Additionally, MaterialsNexus says the MagNex material can be produced at 20% of the material cost of currently available rare earth magnets, with a 70% reduction in carbon emissions.

“We're really excited that our first interaction with the materials nexus has had such a hugely positive outcome,” said Iain Todd, Professor of Metallurgy and Materials Processing at the University of Sheffield. “The combination of Material Nexus's approach to using AI for material discovery and the world-class facilities we have at the Henry Royce Institute in Sheffield for the production of advanced composites has enabled us to accelerate the development of a new magnetic material. Allowed to be produced together.”

While a brand new rare-earth-free magnet added some serious juice to this week's announcement, the material is far from the only potential use case for Nexus' AI. AI will be useful for all types of industries, the company says, helping to identify and create the next generation of new technologies and innovative materials that reduce CO2e emissions. It plans to work with industry partners to accelerate the discovery of viable, low-cost and sustainable next-generation materials.

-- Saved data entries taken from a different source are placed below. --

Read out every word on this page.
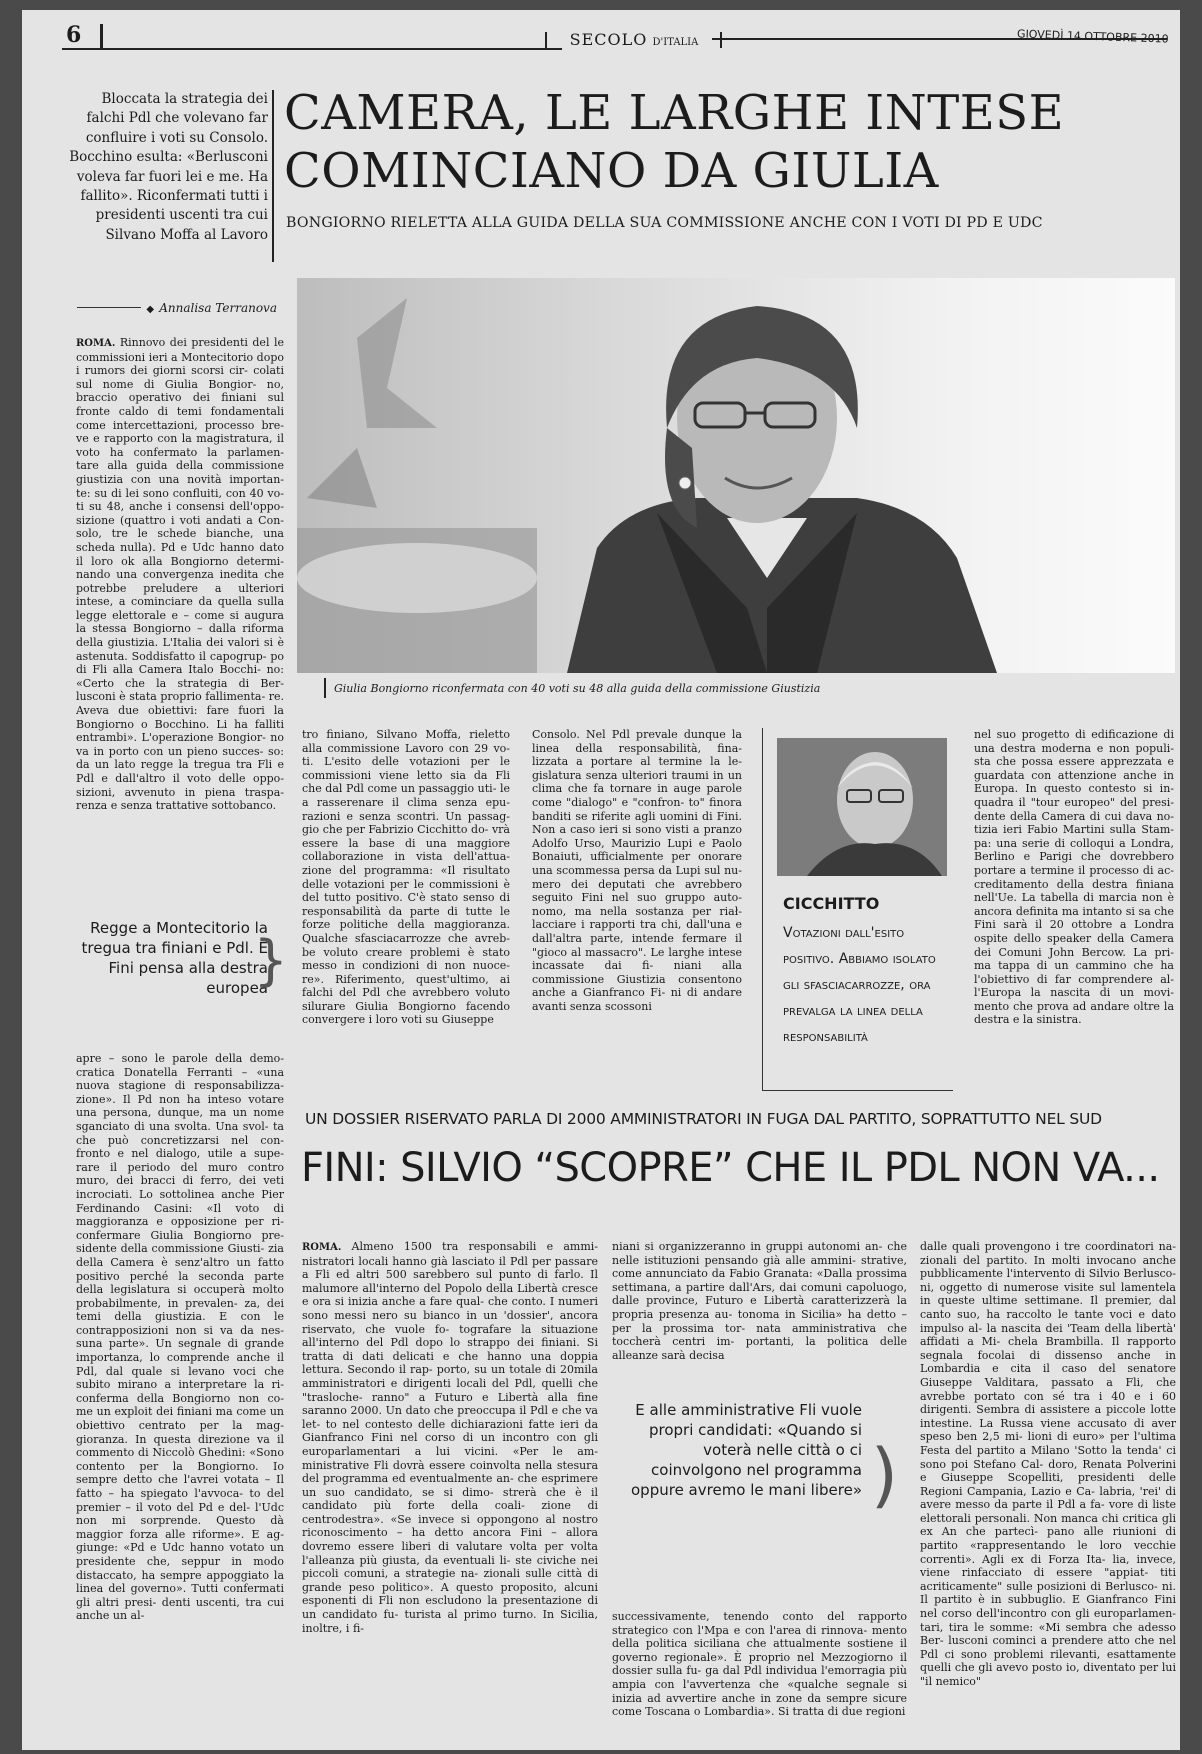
6	SECOLO D'ITALIA	GIOVEDÌ 14 OTTOBRE 2010
Bloccata la strategia dei falchi Pdl che volevano far confluire i voti su Consolo. Bocchino esulta: «Berlusconi voleva far fuori lei e me. Ha fallito». Riconfermati tutti i presidenti uscenti tra cui Silvano Moffa al Lavoro
◆ Annalisa Terranova
CAMERA, LE LARGHE INTESE
COMINCIANO DA GIULIA
BONGIORNO RIELETTA ALLA GUIDA DELLA SUA COMMISSIONE ANCHE CON I VOTI DI PD E UDC
Giulia Bongiorno riconfermata con 40 voti su 48 alla guida della commissione Giustizia
ROMA. Rinnovo dei presidenti del le commissioni ieri a Montecitorio dopo i rumors dei giorni scorsi cir- colati sul nome di Giulia Bongior- no, braccio operativo dei finiani sul fronte caldo di temi fondamentali come intercettazioni, processo bre- ve e rapporto con la magistratura, il voto ha confermato la parlamen- tare alla guida della commissione giustizia con una novità importan- te: su di lei sono confluiti, con 40 vo- ti su 48, anche i consensi dell'oppo- sizione (quattro i voti andati a Con- solo, tre le schede bianche, una scheda nulla). Pd e Udc hanno dato il loro ok alla Bongiorno determi- nando una convergenza inedita che potrebbe preludere a ulteriori intese, a cominciare da quella sulla legge elettorale e – come si augura la stessa Bongiorno – dalla riforma della giustizia. L'Italia dei valori si è astenuta. Soddisfatto il capogrup- po di Fli alla Camera Italo Bocchi- no: «Certo che la strategia di Ber- lusconi è stata proprio fallimenta- re. Aveva due obiettivi: fare fuori la Bongiorno o Bocchino. Li ha falliti entrambi». L'operazione Bongior- no va in porto con un pieno succes- so: da un lato regge la tregua tra Fli e Pdl e dall'altro il voto delle oppo- sizioni, avvenuto in piena traspa- renza e senza trattative sottobanco.
Regge a Montecitorio la tregua tra finiani e Pdl. E Fini pensa alla destra europea
}
apre – sono le parole della demo- cratica Donatella Ferranti – «una nuova stagione di responsabilizza- zione». Il Pd non ha inteso votare una persona, dunque, ma un nome sganciato di una svolta. Una svol- ta che può concretizzarsi nel con- fronto e nel dialogo, utile a supe- rare il periodo del muro contro muro, dei bracci di ferro, dei veti incrociati. Lo sottolinea anche Pier Ferdinando Casini: «Il voto di maggioranza e opposizione per ri- confermare Giulia Bongiorno pre- sidente della commissione Giusti- zia della Camera è senz'altro un fatto positivo perché la seconda parte della legislatura si occuperà molto probabilmente, in prevalen- za, dei temi della giustizia. E con le contrapposizioni non si va da nes- suna parte». Un segnale di grande importanza, lo comprende anche il Pdl, dal quale si levano voci che subito mirano a interpretare la ri- conferma della Bongiorno non co- me un exploit dei finiani ma come un obiettivo centrato per la mag- gioranza. In questa direzione va il commento di Niccolò Ghedini: «Sono contento per la Bongiorno. Io sempre detto che l'avrei votata – Il fatto – ha spiegato l'avvoca- to del premier – il voto del Pd e del- l'Udc non mi sorprende. Questo dà maggior forza alle riforme». E ag- giunge: «Pd e Udc hanno votato un presidente che, seppur in modo distaccato, ha sempre appoggiato la linea del governo». Tutti confermati gli altri presi- denti uscenti, tra cui anche un al-
tro finiano, Silvano Moffa, rieletto alla commissione Lavoro con 29 vo- ti. L'esito delle votazioni per le commissioni viene letto sia da Fli che dal Pdl come un passaggio uti- le a rasserenare il clima senza epu- razioni e senza scontri. Un passag- gio che per Fabrizio Cicchitto do- vrà essere la base di una maggiore collaborazione in vista dell'attua- zione del programma: «Il risultato delle votazioni per le commissioni è del tutto positivo. C'è stato senso di responsabilità da parte di tutte le forze politiche della maggioranza. Qualche sfasciacarrozze che avreb- be voluto creare problemi è stato messo in condizioni di non nuoce- re». Riferimento, quest'ultimo, ai falchi del Pdl che avrebbero voluto silurare Giulia Bongiorno facendo convergere i loro voti su Giuseppe
Consolo. Nel Pdl prevale dunque la linea della responsabilità, fina- lizzata a portare al termine la le- gislatura senza ulteriori traumi in un clima che fa tornare in auge parole come "dialogo" e "confron- to" finora banditi se riferite agli uomini di Fini. Non a caso ieri si sono visti a pranzo Adolfo Urso, Maurizio Lupi e Paolo Bonaiuti, ufficialmente per onorare una scommessa persa da Lupi sul nu- mero dei deputati che avrebbero seguito Fini nel suo gruppo auto- nomo, ma nella sostanza per riał- lacciare i rapporti tra chi, dall'una e dall'altra parte, intende fermare il "gioco al massacro". Le larghe intese incassate dai fi- niani alla commissione Giustizia consentono anche a Gianfranco Fi- ni di andare avanti senza scossoni
CICCHITTO
Votazioni dall'esito positivo. Abbiamo isolato gli sfasciacarrozze, ora prevalga la linea della responsabilità
nel suo progetto di edificazione di una destra moderna e non populi- sta che possa essere apprezzata e guardata con attenzione anche in Europa. In questo contesto si in- quadra il "tour europeo" del presi- dente della Camera di cui dava no- tizia ieri Fabio Martini sulla Stam- pa: una serie di colloqui a Londra, Berlino e Parigi che dovrebbero portare a termine il processo di ac- creditamento della destra finiana nell'Ue. La tabella di marcia non è ancora definita ma intanto si sa che Fini sarà il 20 ottobre a Londra ospite dello speaker della Camera dei Comuni John Bercow. La pri- ma tappa di un cammino che ha l'obiettivo di far comprendere al- l'Europa la nascita di un movi- mento che prova ad andare oltre la destra e la sinistra.
UN DOSSIER RISERVATO PARLA DI 2000 AMMINISTRATORI IN FUGA DAL PARTITO, SOPRATTUTTO NEL SUD
FINI: SILVIO “SCOPRE” CHE IL PDL NON VA...
ROMA. Almeno 1500 tra responsabili e ammi- nistratori locali hanno già lasciato il Pdl per passare a Fli ed altri 500 sarebbero sul punto di farlo. Il malumore all'interno del Popolo della Libertà cresce e ora si inizia anche a fare qual- che conto. I numeri sono messi nero su bianco in un 'dossier', ancora riservato, che vuole fo- tografare la situazione all'interno del Pdl dopo lo strappo dei finiani. Si tratta di dati delicati e che hanno una doppia lettura. Secondo il rap- porto, su un totale di 20mila amministratori e dirigenti locali del Pdl, quelli che "trasloche- ranno" a Futuro e Libertà alla fine saranno 2000. Un dato che preoccupa il Pdl e che va let- to nel contesto delle dichiarazioni fatte ieri da Gianfranco Fini nel corso di un incontro con gli europarlamentari a lui vicini. «Per le am- ministrative Fli dovrà essere coinvolta nella stesura del programma ed eventualmente an- che esprimere un suo candidato, se si dimo- strerà che è il candidato più forte della coali- zione di centrodestra». «Se invece si oppongono al nostro riconoscimento – ha detto ancora Fini – allora dovremo essere liberi di valutare volta per volta l'alleanza più giusta, da eventuali li- ste civiche nei piccoli comuni, a strategie na- zionali sulle città di grande peso politico». A questo proposito, alcuni esponenti di Fli non escludono la presentazione di un candidato fu- turista al primo turno. In Sicilia, inoltre, i fi-
niani si organizzeranno in gruppi autonomi an- che nelle istituzioni pensando già alle ammini- strative, come annunciato da Fabio Granata: «Dalla prossima settimana, a partire dall'Ars, dai comuni capoluogo, dalle province, Futuro e Libertà caratterizzerà la propria presenza au- tonoma in Sicilia» ha detto – per la prossima tor- nata amministrativa che toccherà centri im- portanti, la politica delle alleanze sarà decisa
E alle amministrative Fli vuole propri candidati: «Quando si voterà nelle città o ci coinvolgono nel programma oppure avremo le mani libere» )
successivamente, tenendo conto del rapporto strategico con l'Mpa e con l'area di rinnova- mento della politica siciliana che attualmente sostiene il governo regionale». È proprio nel Mezzogiorno il dossier sulla fu- ga dal Pdl individua l'emorragia più ampia con l'avvertenza che «qualche segnale si inizia ad avvertire anche in zone da sempre sicure come Toscana o Lombardia». Si tratta di due regioni
dalle quali provengono i tre coordinatori na- zionali del partito. In molti invocano anche pubblicamente l'intervento di Silvio Berlusco- ni, oggetto di numerose visite sul lamentela in queste ultime settimane. Il premier, dal canto suo, ha raccolto le tante voci e dato impulso al- la nascita dei 'Team della libertà' affidati a Mi- chela Brambilla. Il rapporto segnala focolai di dissenso anche in Lombardia e cita il caso del senatore Giuseppe Valditara, passato a Fli, che avrebbe portato con sé tra i 40 e i 60 dirigenti. Sembra di assistere a piccole lotte intestine. La Russa viene accusato di aver speso ben 2,5 mi- lioni di euro» per l'ultima Festa del partito a Milano 'Sotto la tenda' ci sono poi Stefano Cal- doro, Renata Polverini e Giuseppe Scopelliti, presidenti delle Regioni Campania, Lazio e Ca- labria, 'rei' di avere messo da parte il Pdl a fa- vore di liste elettorali personali. Non manca chi critica gli ex An che partecì- pano alle riunioni di partito «rappresentando le loro vecchie correnti». Agli ex di Forza Ita- lia, invece, viene rinfacciato di essere "appiat- titi acriticamente" sulle posizioni di Berlusco- ni. Il partito è in subbuglio. E Gianfranco Fini nel corso dell'incontro con gli europarlamen- tari, tira le somme: «Mi sembra che adesso Ber- lusconi cominci a prendere atto che nel Pdl ci sono problemi rilevanti, esattamente quelli che gli avevo posto io, diventato per lui "il nemico"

“Our platform has already attracted widespread interest for a variety of products with applications including semiconductors, catalysts and coatings,” said Dr. Jonathan Bain, CEO of Materials Nexus. “I look forward to seeing the role it will play in supporting market demand for the creation of novel materials to help rapidly address supply chain and environmental issues.”

As we do. We also look forward to seeing if MagNex becomes a viable magnet replacement for permanent magnet motors, whether for electric mobility or one of the other applications for which such motors will continue to be in high demand.